Тихий Дон. Том 2
Шрифт:
Мирон Григорьевич исподволь готовился к пахоте, пополневшими днями возился под навесом сарая, тесал зубья к боронам, вместе с Гетьком делал два новых колесных стана. Дед Гришака говел на четвертой неделе. Приходил из церкви почерневший от холода, жаловался снохе:
– Заморил поп, никудышный служака, да-с, служит, как яишник с возом едет. Это беда!
– Вы бы, батя, на Страстной неделе говели, все потеплеет к тому времени.
– Ты мне Наташку покличь. Пущай она чулки потолще свяжет, а в таких-то голопятых и серый бирюк
Наталья жила у отца, «как хохол на отживе»: ей все казалось, что Григорий вернется к ней, сердцем ждала, не вслушиваясь в трезвый нашепот разума; исходила ночами в жгучей тоске, крушилась, растоптанная нежданной, незаслуженной обидой. А к этому прибавилось другое, и Наталья с холодным страхом шла к концу, ночами металась в своей девичьей горенке, как подстреленный чибис по ендовной куге. С первых дней по-иному стал поглядывать на нее Митька, а однажды, прихватив Наталью в сенцах, прямо спросил:
– Скучаешь по Гришке?
– А что тебе?
– Тоску твою хочу разогнать…
Наталья взглянула ему в глаза и ужаснулась в душе своей догадке. Играл Митька зелеными кошачьими глазами, маслено блестел в темноте сеней разрезами зрачков. Наталья, хлопнув дверью, вскочила в боковушку к деду Гришаке и долго стояла, прислушиваясь к тревожному трепету сердца. На другой день после этого Митька подошел к ней на базу. Он метал скотине сено, и на прямых его волосах, на папахе шпанского меха висели зеленые травяные былки. Наталья отгоняла от свиного корыта увивавшихся собак.
– Ты не мордуйся, Наташка…
– Я бате зашумлю! – крикнула Наталья, закрываясь от него руками.
– Тю, сдурела!
– Уйди, проклятый!..
– Ну, чего шумишь?
– Уйди, Митька! Зараз пойду и расскажу бате!.. Какими ты глазами на меня глядишь? И-и-и, бессовестный!.. Как тебя земля держит!

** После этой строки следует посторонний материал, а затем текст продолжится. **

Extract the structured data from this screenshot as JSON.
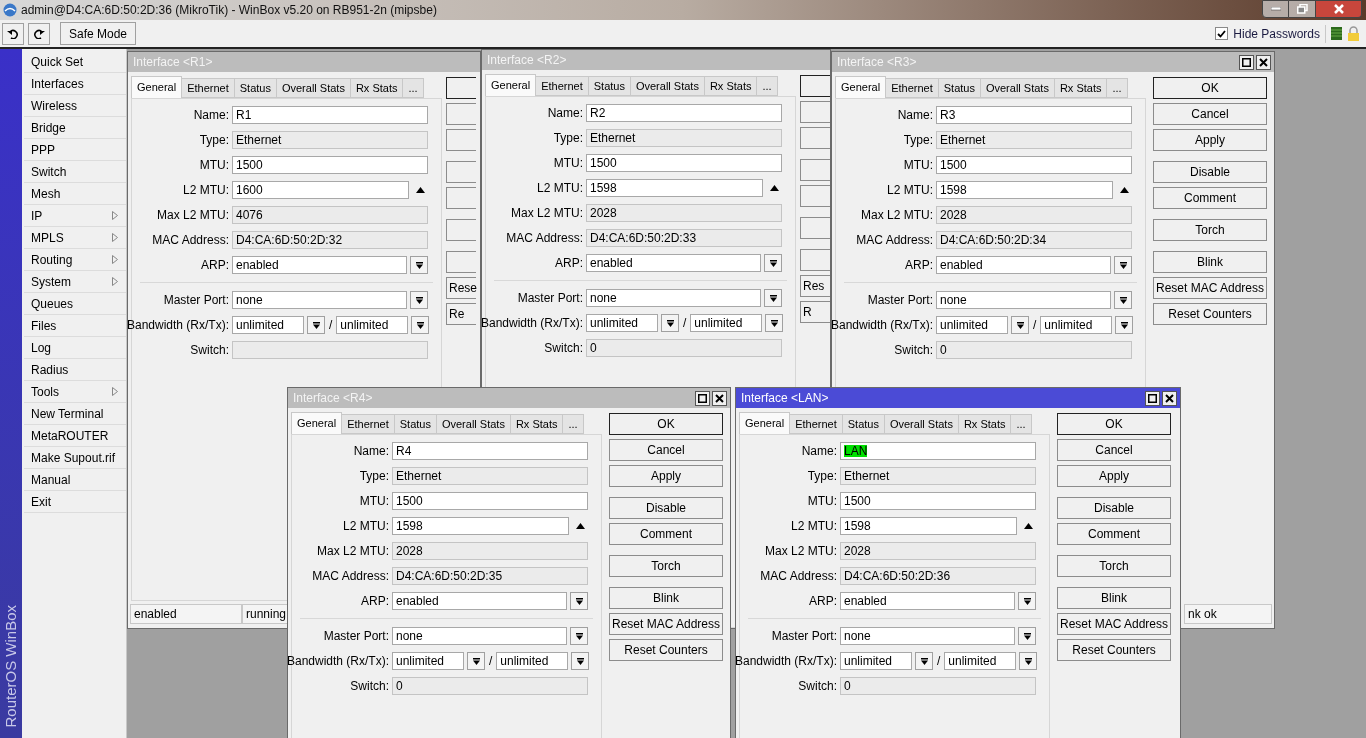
{
  "app": {
    "title": "admin@D4:CA:6D:50:2D:36 (MikroTik) - WinBox v5.20 on RB951-2n (mipsbe)"
  },
  "toolbar": {
    "safe_mode": "Safe Mode",
    "hide_passwords": {
      "label": "Hide Passwords",
      "checked": true
    }
  },
  "sidebar": {
    "brand": "RouterOS WinBox",
    "items": [
      {
        "label": "Quick Set",
        "submenu": false
      },
      {
        "label": "Interfaces",
        "submenu": false
      },
      {
        "label": "Wireless",
        "submenu": false
      },
      {
        "label": "Bridge",
        "submenu": false
      },
      {
        "label": "PPP",
        "submenu": false
      },
      {
        "label": "Switch",
        "submenu": false
      },
      {
        "label": "Mesh",
        "submenu": false
      },
      {
        "label": "IP",
        "submenu": true
      },
      {
        "label": "MPLS",
        "submenu": true
      },
      {
        "label": "Routing",
        "submenu": true
      },
      {
        "label": "System",
        "submenu": true
      },
      {
        "label": "Queues",
        "submenu": false
      },
      {
        "label": "Files",
        "submenu": false
      },
      {
        "label": "Log",
        "submenu": false
      },
      {
        "label": "Radius",
        "submenu": false
      },
      {
        "label": "Tools",
        "submenu": true
      },
      {
        "label": "New Terminal",
        "submenu": false
      },
      {
        "label": "MetaROUTER",
        "submenu": false
      },
      {
        "label": "Make Supout.rif",
        "submenu": false
      },
      {
        "label": "Manual",
        "submenu": false
      },
      {
        "label": "Exit",
        "submenu": false
      }
    ]
  },
  "windows": [
    {
      "title": "Interface <R1>",
      "active": false,
      "buttons_clipped": true,
      "tabs": [
        {
          "label": "General",
          "selected": true
        },
        {
          "label": "Ethernet",
          "selected": false
        },
        {
          "label": "Status",
          "selected": false
        },
        {
          "label": "Overall Stats",
          "selected": false
        },
        {
          "label": "Rx Stats",
          "selected": false
        },
        {
          "label": "...",
          "selected": false
        }
      ],
      "fields": [
        {
          "kind": "text",
          "label": "Name:",
          "value": "R1"
        },
        {
          "kind": "readonly",
          "label": "Type:",
          "value": "Ethernet"
        },
        {
          "kind": "text",
          "label": "MTU:",
          "value": "1500"
        },
        {
          "kind": "spin",
          "label": "L2 MTU:",
          "value": "1600"
        },
        {
          "kind": "readonly",
          "label": "Max L2 MTU:",
          "value": "4076"
        },
        {
          "kind": "readonly",
          "label": "MAC Address:",
          "value": "D4:CA:6D:50:2D:32"
        },
        {
          "kind": "select",
          "label": "ARP:",
          "value": "enabled"
        },
        {
          "kind": "separator"
        },
        {
          "kind": "select",
          "label": "Master Port:",
          "value": "none"
        },
        {
          "kind": "range",
          "label": "Bandwidth (Rx/Tx):",
          "values": [
            "unlimited",
            "unlimited"
          ],
          "divider": "/"
        },
        {
          "kind": "readonly",
          "label": "Switch:"
        }
      ],
      "buttons": [
        {
          "label": "Rese"
        },
        {
          "label": "Re"
        }
      ],
      "status_bar": [
        "enabled",
        "running"
      ]
    },
    {
      "title": "Interface <R2>",
      "active": false,
      "buttons_clipped": true,
      "tabs": [
        {
          "label": "General",
          "selected": true
        },
        {
          "label": "Ethernet",
          "selected": false
        },
        {
          "label": "Status",
          "selected": false
        },
        {
          "label": "Overall Stats",
          "selected": false
        },
        {
          "label": "Rx Stats",
          "selected": false
        },
        {
          "label": "...",
          "selected": false
        }
      ],
      "fields": [
        {
          "kind": "text",
          "label": "Name:",
          "value": "R2"
        },
        {
          "kind": "readonly",
          "label": "Type:",
          "value": "Ethernet"
        },
        {
          "kind": "text",
          "label": "MTU:",
          "value": "1500"
        },
        {
          "kind": "spin",
          "label": "L2 MTU:",
          "value": "1598"
        },
        {
          "kind": "readonly",
          "label": "Max L2 MTU:",
          "value": "2028"
        },
        {
          "kind": "readonly",
          "label": "MAC Address:",
          "value": "D4:CA:6D:50:2D:33"
        },
        {
          "kind": "select",
          "label": "ARP:",
          "value": "enabled"
        },
        {
          "kind": "separator"
        },
        {
          "kind": "select",
          "label": "Master Port:",
          "value": "none"
        },
        {
          "kind": "range",
          "label": "Bandwidth (Rx/Tx):",
          "values": [
            "unlimited",
            "unlimited"
          ],
          "divider": "/"
        },
        {
          "kind": "readonly",
          "label": "Switch:",
          "value": "0"
        }
      ],
      "buttons": [
        {
          "label": "Res"
        },
        {
          "label": "R"
        }
      ]
    },
    {
      "title": "Interface <R3>",
      "active": false,
      "buttons_clipped": false,
      "tabs": [
        {
          "label": "General",
          "selected": true
        },
        {
          "label": "Ethernet",
          "selected": false
        },
        {
          "label": "Status",
          "selected": false
        },
        {
          "label": "Overall Stats",
          "selected": false
        },
        {
          "label": "Rx Stats",
          "selected": false
        },
        {
          "label": "...",
          "selected": false
        }
      ],
      "fields": [
        {
          "kind": "text",
          "label": "Name:",
          "value": "R3"
        },
        {
          "kind": "readonly",
          "label": "Type:",
          "value": "Ethernet"
        },
        {
          "kind": "text",
          "label": "MTU:",
          "value": "1500"
        },
        {
          "kind": "spin",
          "label": "L2 MTU:",
          "value": "1598"
        },
        {
          "kind": "readonly",
          "label": "Max L2 MTU:",
          "value": "2028"
        },
        {
          "kind": "readonly",
          "label": "MAC Address:",
          "value": "D4:CA:6D:50:2D:34"
        },
        {
          "kind": "select",
          "label": "ARP:",
          "value": "enabled"
        },
        {
          "kind": "separator"
        },
        {
          "kind": "select",
          "label": "Master Port:",
          "value": "none"
        },
        {
          "kind": "range",
          "label": "Bandwidth (Rx/Tx):",
          "values": [
            "unlimited",
            "unlimited"
          ],
          "divider": "/"
        },
        {
          "kind": "readonly",
          "label": "Switch:",
          "value": "0"
        }
      ],
      "buttons": [
        {
          "label": "OK"
        },
        {
          "label": "Cancel"
        },
        {
          "label": "Apply"
        },
        {
          "label": "Disable"
        },
        {
          "label": "Comment"
        },
        {
          "label": "Torch"
        },
        {
          "label": "Blink"
        },
        {
          "label": "Reset MAC Address"
        },
        {
          "label": "Reset Counters"
        }
      ],
      "status_bar": [
        "nk ok"
      ]
    },
    {
      "title": "Interface <R4>",
      "active": false,
      "buttons_clipped": false,
      "tabs": [
        {
          "label": "General",
          "selected": true
        },
        {
          "label": "Ethernet",
          "selected": false
        },
        {
          "label": "Status",
          "selected": false
        },
        {
          "label": "Overall Stats",
          "selected": false
        },
        {
          "label": "Rx Stats",
          "selected": false
        },
        {
          "label": "...",
          "selected": false
        }
      ],
      "fields": [
        {
          "kind": "text",
          "label": "Name:",
          "value": "R4"
        },
        {
          "kind": "readonly",
          "label": "Type:",
          "value": "Ethernet"
        },
        {
          "kind": "text",
          "label": "MTU:",
          "value": "1500"
        },
        {
          "kind": "spin",
          "label": "L2 MTU:",
          "value": "1598"
        },
        {
          "kind": "readonly",
          "label": "Max L2 MTU:",
          "value": "2028"
        },
        {
          "kind": "readonly",
          "label": "MAC Address:",
          "value": "D4:CA:6D:50:2D:35"
        },
        {
          "kind": "select",
          "label": "ARP:",
          "value": "enabled"
        },
        {
          "kind": "separator"
        },
        {
          "kind": "select",
          "label": "Master Port:",
          "value": "none"
        },
        {
          "kind": "range",
          "label": "Bandwidth (Rx/Tx):",
          "values": [
            "unlimited",
            "unlimited"
          ],
          "divider": "/"
        },
        {
          "kind": "readonly",
          "label": "Switch:",
          "value": "0"
        }
      ],
      "buttons": [
        {
          "label": "OK"
        },
        {
          "label": "Cancel"
        },
        {
          "label": "Apply"
        },
        {
          "label": "Disable"
        },
        {
          "label": "Comment"
        },
        {
          "label": "Torch"
        },
        {
          "label": "Blink"
        },
        {
          "label": "Reset MAC Address"
        },
        {
          "label": "Reset Counters"
        }
      ]
    },
    {
      "title": "Interface <LAN>",
      "active": true,
      "buttons_clipped": false,
      "tabs": [
        {
          "label": "General",
          "selected": true
        },
        {
          "label": "Ethernet",
          "selected": false
        },
        {
          "label": "Status",
          "selected": false
        },
        {
          "label": "Overall Stats",
          "selected": false
        },
        {
          "label": "Rx Stats",
          "selected": false
        },
        {
          "label": "...",
          "selected": false
        }
      ],
      "fields": [
        {
          "kind": "text",
          "label": "Name:",
          "value": "LAN",
          "text_selected": true
        },
        {
          "kind": "readonly",
          "label": "Type:",
          "value": "Ethernet"
        },
        {
          "kind": "text",
          "label": "MTU:",
          "value": "1500"
        },
        {
          "kind": "spin",
          "label": "L2 MTU:",
          "value": "1598"
        },
        {
          "kind": "readonly",
          "label": "Max L2 MTU:",
          "value": "2028"
        },
        {
          "kind": "readonly",
          "label": "MAC Address:",
          "value": "D4:CA:6D:50:2D:36"
        },
        {
          "kind": "select",
          "label": "ARP:",
          "value": "enabled"
        },
        {
          "kind": "separator"
        },
        {
          "kind": "select",
          "label": "Master Port:",
          "value": "none"
        },
        {
          "kind": "range",
          "label": "Bandwidth (Rx/Tx):",
          "values": [
            "unlimited",
            "unlimited"
          ],
          "divider": "/"
        },
        {
          "kind": "readonly",
          "label": "Switch:",
          "value": "0"
        }
      ],
      "buttons": [
        {
          "label": "OK"
        },
        {
          "label": "Cancel"
        },
        {
          "label": "Apply"
        },
        {
          "label": "Disable"
        },
        {
          "label": "Comment"
        },
        {
          "label": "Torch"
        },
        {
          "label": "Blink"
        },
        {
          "label": "Reset MAC Address"
        },
        {
          "label": "Reset Counters"
        }
      ]
    }
  ]
}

– А вот держит и не гнется. – Митька в подтверждение топнул сапогами и подпер бока.
– Не лезь ко мне, Митрий!
– Зараз я и не лезу, а ночью приду. Ей-богу, приду.
Наталья ушла с база, содрогаясь. Вечером постелила себе на сундуке, положила с собой младшую сестренку. Ночь проворочалась, горячечными глазами вклиниваясь в темноту. Шороха ждала, чтобы крикнуть на весь дом, но тишина нарушалась только сапом спящего рядом, за стенкой, деда Гришаки да редкими всхрапами разметавшейся под боком сестры.
Отравленная бабьим неусыпным горем, разматывалась пряжа дней.
Митька, не изживший давнего своего позора со сватовством, ходил хмурый и злой. По вечерам уходил на игрища и редко приходил домой рано, все больше заря выкидывала. Путался с гулящими жалмерками, ходил к Степану играть в очко. Мирон Григорьевич до поры до времени молчал, приглядывался.
Как-то перед Пасхой Наталья встретила около моховского магазина Пантелея Прокофьевича. Он окликнул ее первый:
– Погоди-ка на-часок.
Наталья остановилась. Затосковала, глянув на горбоносое, смутно напоминавшее
– Ты чего ж к старикам не заглянешь? – смущенно обегая ее глазами, заговорил старик, словно сам был виноват перед Натальей. – Баба там по тебе соскучилась: что да чего ты там?.. Ну, как живешь-можешь?
Наталья оправилась от безотчетного смущенья.
– Спасибочко… – и, запнувшись (хотела назвать батей), смутившись, докончила: – Пантелей Прокофьевич.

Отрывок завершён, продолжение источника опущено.